Il me dit de me dépècher car il était blessé à la main et ne pouvait pas faire la vaisselle. Ensuite, il me demanda de ne pas rentrer à la maison où de ne pas regarder dehors.
J'avais trouvé sur la terrasse ma poubelle collective avec des serviettes remplis de sang, un manche à balai vers le ciel et pleins de signes étranges.
Je jouais le jeu et lui dit que j'étais partie faire des photocopies au magazin d'à coté et que j'arrivais. Il me dit de me dépécher. Sa voix était calme mais c'était un faux calme, je le sentais mais je ne peux vous d'écrire ce que je ressentis.
Les gendarmes se regroupèrent car ils étaient comme moi. On ne sait pas ce qui se passe mais c'est anormal et peut-etre dangereux. Il a tué le chien, il voit le diable partout, ils décidèrent de partir à 8, une voiture plus l'estaffette.
Ils étaient armés et me firent monter dans la voiture me disant de n'en sortir sous aucuns prétexte sans leur accord. (Je ne suis pas romancière et mes explications ne vous sont peut-etre pas toujours très clairs mais je vous le redis : cette histoire est réelle et j'espère que vous pourrez m'aider ou que mes notes aideront quelqu'un)
N ous partimes à la Starsky et Hutch, direction mon restaurant qui se trouvait à 10mn de là.
Mon coeur battait et j'étais angoissée : comment allait-il réagir? Qu'allais-je faire seule dans mon restaurant? Il avait tué mon dogue, il voyait le diable partout, je craignais le pire.
Les gendarmes se garèrent et sortirent à 7, un jeune resta avec moi dans la voiture pendant que ses collègues rentrèrent dans mon établissement.
Cinq minutes s'écoulèrent qui me semblaient cinq heures, puis ils ressortirent avec mon mari menottes aux poignets.

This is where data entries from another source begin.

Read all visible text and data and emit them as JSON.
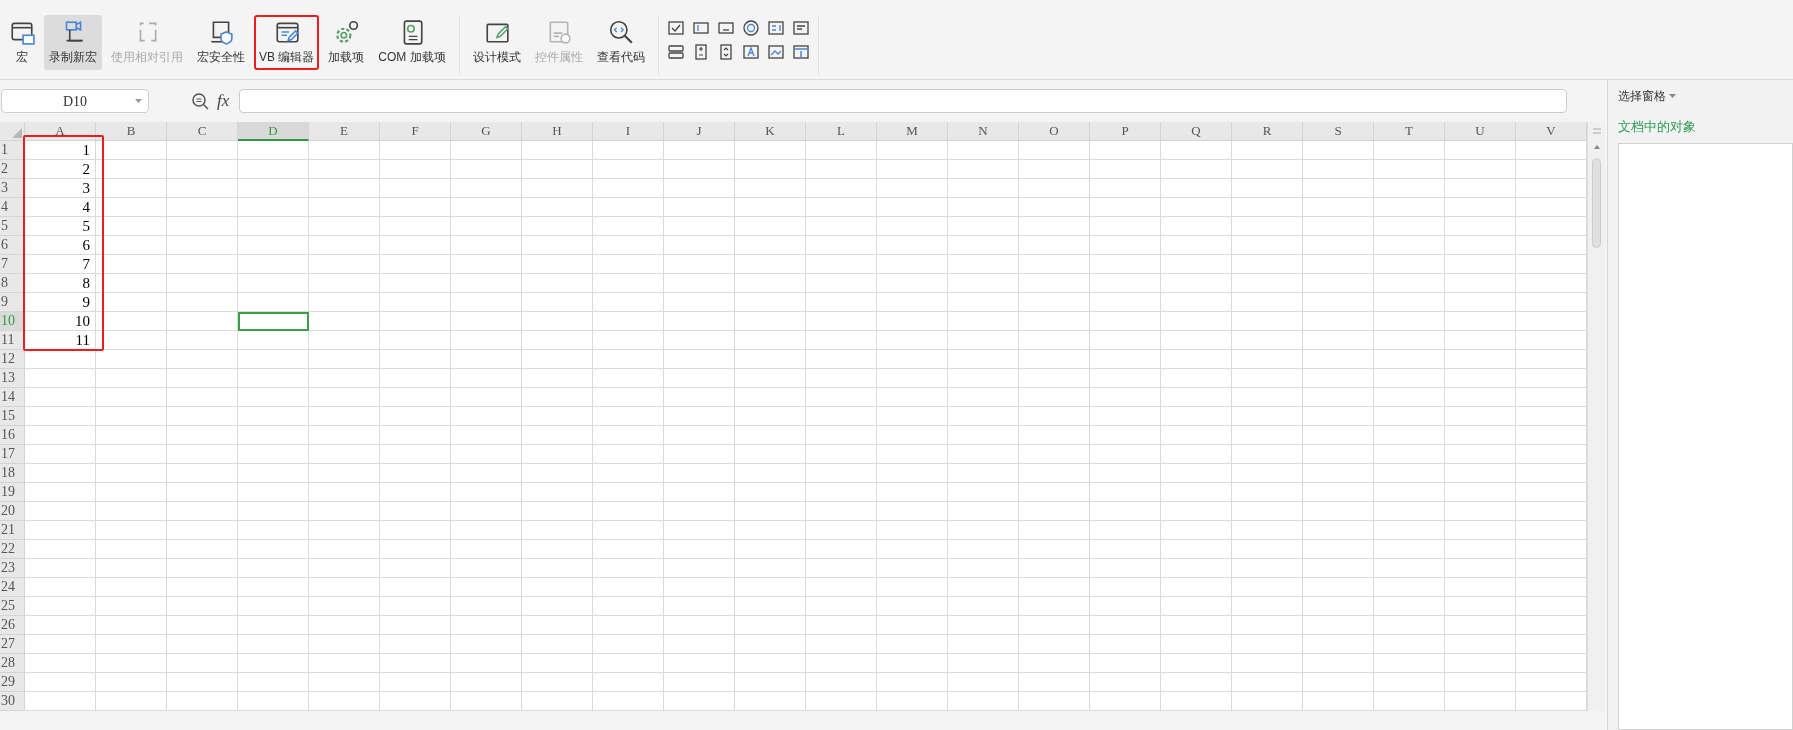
{
  "ribbon": {
    "groups": [
      {
        "buttons": [
          {
            "label": "宏",
            "selected": false,
            "disabled": false,
            "highlighted": false
          },
          {
            "label": "录制新宏",
            "selected": true,
            "disabled": false,
            "highlighted": false
          },
          {
            "label": "使用相对引用",
            "selected": false,
            "disabled": true,
            "highlighted": false
          },
          {
            "label": "宏安全性",
            "selected": false,
            "disabled": false,
            "highlighted": false
          },
          {
            "label": "VB 编辑器",
            "selected": false,
            "disabled": false,
            "highlighted": true
          },
          {
            "label": "加载项",
            "selected": false,
            "disabled": false,
            "highlighted": false
          },
          {
            "label": "COM 加载项",
            "selected": false,
            "disabled": false,
            "highlighted": false
          }
        ]
      },
      {
        "buttons": [
          {
            "label": "设计模式",
            "selected": false,
            "disabled": false,
            "highlighted": false
          },
          {
            "label": "控件属性",
            "selected": false,
            "disabled": true,
            "highlighted": false
          },
          {
            "label": "查看代码",
            "selected": false,
            "disabled": false,
            "highlighted": false
          }
        ]
      }
    ]
  },
  "name_box": {
    "value": "D10"
  },
  "formula_bar": {
    "function_label": "fx"
  },
  "sheet": {
    "columns": [
      {
        "label": "A",
        "selected": false,
        "framed": true
      },
      {
        "label": "B",
        "selected": false
      },
      {
        "label": "C",
        "selected": false
      },
      {
        "label": "D",
        "selected": true
      },
      {
        "label": "E",
        "selected": false
      },
      {
        "label": "F",
        "selected": false
      },
      {
        "label": "G",
        "selected": false
      },
      {
        "label": "H",
        "selected": false
      },
      {
        "label": "I",
        "selected": false
      },
      {
        "label": "J",
        "selected": false
      },
      {
        "label": "K",
        "selected": false
      },
      {
        "label": "L",
        "selected": false
      },
      {
        "label": "M",
        "selected": false
      },
      {
        "label": "N",
        "selected": false
      },
      {
        "label": "O",
        "selected": false
      },
      {
        "label": "P",
        "selected": false
      },
      {
        "label": "Q",
        "selected": false
      },
      {
        "label": "R",
        "selected": false
      },
      {
        "label": "S",
        "selected": false
      },
      {
        "label": "T",
        "selected": false
      },
      {
        "label": "U",
        "selected": false
      },
      {
        "label": "V",
        "selected": false
      }
    ],
    "rows": [
      {
        "label": "1",
        "selected": false,
        "cells": [
          "1"
        ]
      },
      {
        "label": "2",
        "selected": false,
        "cells": [
          "2"
        ]
      },
      {
        "label": "3",
        "selected": false,
        "cells": [
          "3"
        ]
      },
      {
        "label": "4",
        "selected": false,
        "cells": [
          "4"
        ]
      },
      {
        "label": "5",
        "selected": false,
        "cells": [
          "5"
        ]
      },
      {
        "label": "6",
        "selected": false,
        "cells": [
          "6"
        ]
      },
      {
        "label": "7",
        "selected": false,
        "cells": [
          "7"
        ]
      },
      {
        "label": "8",
        "selected": false,
        "cells": [
          "8"
        ]
      },
      {
        "label": "9",
        "selected": false,
        "cells": [
          "9"
        ]
      },
      {
        "label": "10",
        "selected": true,
        "cells": [
          "10"
        ]
      },
      {
        "label": "11",
        "selected": false,
        "cells": [
          "11"
        ]
      },
      {
        "label": "12",
        "selected": false
      },
      {
        "label": "13",
        "selected": false
      },
      {
        "label": "14",
        "selected": false
      },
      {
        "label": "15",
        "selected": false
      },
      {
        "label": "16",
        "selected": false
      },
      {
        "label": "17",
        "selected": false
      },
      {
        "label": "18",
        "selected": false
      },
      {
        "label": "19",
        "selected": false
      },
      {
        "label": "20",
        "selected": false
      },
      {
        "label": "21",
        "selected": false
      },
      {
        "label": "22",
        "selected": false
      },
      {
        "label": "23",
        "selected": false
      },
      {
        "label": "24",
        "selected": false
      },
      {
        "label": "25",
        "selected": false
      },
      {
        "label": "26",
        "selected": false
      },
      {
        "label": "27",
        "selected": false
      },
      {
        "label": "28",
        "selected": false
      },
      {
        "label": "29",
        "selected": false
      },
      {
        "label": "30",
        "selected": false
      }
    ]
  },
  "selection_pane": {
    "title": "选择窗格",
    "section": "文档中的对象"
  }
}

Les voisins, les clients étaient là curieux badots que j'aurais voulu voir disparaitre car le pire est de se sentir coupable par rapport aux gens qui n'attendent qu'une chose: inventer et inventer n'importe quoi.
L'estafette emmena mon mari et je descendi de l'autre voiture. I l restait 3 gendarmes qui me firent entrer dans le restaurant,demandèrent aux clients de sortir et nous commencammes à fouiller.